Across the island, only a few businesses said they had noticed the small bump in tourists. Many are instead relying on steady shipments of U.S. service members arriving for short-term assignments. Others said it simply cost too much to reopen for such a small clientele.

At the Hyatt Regency, where the vast lobby bistro has only a few small tables in use and the nightclub has been chained up for months, roughly 100 full- and part-time staff members have been let go during the pandemic.

Anthony Henri Oftana for The New York Times

Several gas stations have shortened their operating hours, and some car rental agencies have either sold off their inventories or begun leasing vehicles to local residents at a reduced rate. Independent taxi drivers have decided to find other work, and the local ride-share app, Stroll Guam, frequently tells users that it is out of drivers.

About 60 percent of the island’s revenue came from tourism as of 2019, and Guam has lost $200,000 in revenue per hour from Japan, South Korea and Taiwan since the pandemic began, said Mr. Perez, the tourism official.

“We believe we will recover, but we won’t recover very quickly. Not for at least maybe two or possibly three years,” he said. “If the gods are with us, we should be able to bring in 80,000 visitors for the next fiscal year.” That would be less than 5 percent of Guam’s usual annual influx.

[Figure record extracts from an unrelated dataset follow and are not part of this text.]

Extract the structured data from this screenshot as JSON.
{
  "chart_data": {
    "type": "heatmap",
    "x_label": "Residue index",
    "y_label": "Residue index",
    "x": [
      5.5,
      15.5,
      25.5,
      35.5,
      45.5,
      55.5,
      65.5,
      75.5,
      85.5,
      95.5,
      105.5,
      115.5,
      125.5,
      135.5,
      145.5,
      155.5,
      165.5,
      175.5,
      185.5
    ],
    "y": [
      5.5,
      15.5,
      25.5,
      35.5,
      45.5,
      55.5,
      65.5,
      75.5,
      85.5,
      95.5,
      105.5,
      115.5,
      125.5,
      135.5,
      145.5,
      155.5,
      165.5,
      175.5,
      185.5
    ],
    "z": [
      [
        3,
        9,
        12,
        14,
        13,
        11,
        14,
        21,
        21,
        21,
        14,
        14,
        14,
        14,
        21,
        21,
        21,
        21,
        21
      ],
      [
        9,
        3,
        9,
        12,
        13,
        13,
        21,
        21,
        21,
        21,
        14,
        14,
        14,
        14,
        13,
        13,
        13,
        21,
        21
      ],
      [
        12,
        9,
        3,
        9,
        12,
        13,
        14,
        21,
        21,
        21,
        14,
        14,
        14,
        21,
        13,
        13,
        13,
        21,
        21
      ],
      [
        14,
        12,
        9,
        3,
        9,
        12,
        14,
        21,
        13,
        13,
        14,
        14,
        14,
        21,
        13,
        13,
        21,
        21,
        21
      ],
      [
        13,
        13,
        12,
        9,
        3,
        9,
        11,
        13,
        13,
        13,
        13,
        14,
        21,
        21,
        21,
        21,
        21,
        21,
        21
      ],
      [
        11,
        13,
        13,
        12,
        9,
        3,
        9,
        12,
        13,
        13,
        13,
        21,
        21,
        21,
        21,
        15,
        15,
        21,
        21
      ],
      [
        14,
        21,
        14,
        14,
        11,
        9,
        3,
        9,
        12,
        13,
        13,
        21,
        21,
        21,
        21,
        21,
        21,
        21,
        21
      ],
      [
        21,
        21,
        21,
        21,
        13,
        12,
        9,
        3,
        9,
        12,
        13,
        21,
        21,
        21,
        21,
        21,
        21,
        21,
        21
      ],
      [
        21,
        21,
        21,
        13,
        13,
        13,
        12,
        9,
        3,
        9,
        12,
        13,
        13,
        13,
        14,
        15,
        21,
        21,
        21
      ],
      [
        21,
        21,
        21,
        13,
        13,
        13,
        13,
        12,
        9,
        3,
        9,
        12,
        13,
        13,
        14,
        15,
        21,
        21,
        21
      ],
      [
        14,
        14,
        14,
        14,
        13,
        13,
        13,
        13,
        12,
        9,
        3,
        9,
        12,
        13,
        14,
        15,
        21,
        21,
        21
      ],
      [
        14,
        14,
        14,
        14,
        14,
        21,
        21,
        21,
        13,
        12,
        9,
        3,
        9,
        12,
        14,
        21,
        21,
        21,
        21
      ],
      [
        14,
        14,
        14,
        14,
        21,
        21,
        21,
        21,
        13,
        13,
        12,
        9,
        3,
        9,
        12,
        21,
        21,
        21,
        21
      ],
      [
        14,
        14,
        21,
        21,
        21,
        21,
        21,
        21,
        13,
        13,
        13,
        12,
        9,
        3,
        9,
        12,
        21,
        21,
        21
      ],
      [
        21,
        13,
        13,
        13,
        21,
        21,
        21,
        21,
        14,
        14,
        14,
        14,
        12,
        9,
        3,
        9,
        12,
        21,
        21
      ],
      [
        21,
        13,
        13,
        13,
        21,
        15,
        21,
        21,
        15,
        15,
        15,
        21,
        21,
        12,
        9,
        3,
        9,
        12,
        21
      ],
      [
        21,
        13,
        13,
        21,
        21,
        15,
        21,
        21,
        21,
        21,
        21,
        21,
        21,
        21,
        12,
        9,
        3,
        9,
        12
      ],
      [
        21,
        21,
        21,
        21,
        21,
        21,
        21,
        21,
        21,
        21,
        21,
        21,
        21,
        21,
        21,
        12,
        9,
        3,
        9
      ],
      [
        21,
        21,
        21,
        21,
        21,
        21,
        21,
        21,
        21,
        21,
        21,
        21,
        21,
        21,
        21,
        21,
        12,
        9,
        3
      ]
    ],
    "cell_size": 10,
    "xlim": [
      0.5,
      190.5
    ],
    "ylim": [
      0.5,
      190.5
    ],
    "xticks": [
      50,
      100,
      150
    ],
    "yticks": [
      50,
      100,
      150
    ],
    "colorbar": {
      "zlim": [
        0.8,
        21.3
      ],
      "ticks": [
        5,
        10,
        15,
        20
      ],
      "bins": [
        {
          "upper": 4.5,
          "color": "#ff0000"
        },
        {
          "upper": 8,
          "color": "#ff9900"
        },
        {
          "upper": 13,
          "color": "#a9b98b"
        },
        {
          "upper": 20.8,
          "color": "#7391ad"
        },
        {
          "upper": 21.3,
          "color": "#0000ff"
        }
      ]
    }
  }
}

Vaccination — of both the local population and any visitors who need it — is a first step.

Standing in the basement of the Pacific Islands Club one recent day, Kai Akimoto guided a group of Taiwanese tourists to a line of black tables, where nurses waited to give them their shots. He has worked six or seven days a week for months now, he said, coordinating vaccine outreach programs for the American Medical Center, a local clinic.

Anthony Henri Oftana for The New York Times

“We’re a community that is not so apprehensive about getting the vaccine. We don’t have as many people who have qualms about it here,” Mr. Akimoto said. “Their qualm is that Guam is still closed. And if this is the ticket to getting back to work and restimulating the economy, then they want people to get the shot.”

Down the street, the once-popular Guam Reef Hotel tended to a small group of customers, its lobby and infinity pool nearly empty on a weekend.

Jason LaMattery, the hotel’s customer service coordinator, said that the number of guests had dropped by about 98 percent between early 2020 and early 2021. In addition to military visitors, the hotel has had a small number of vaccination tourists.

“Things are starting to look up,” he said. “We are slowly recovering from a terrible situation. But are we going to get 100, 200 people from this? No, I don’t think so.”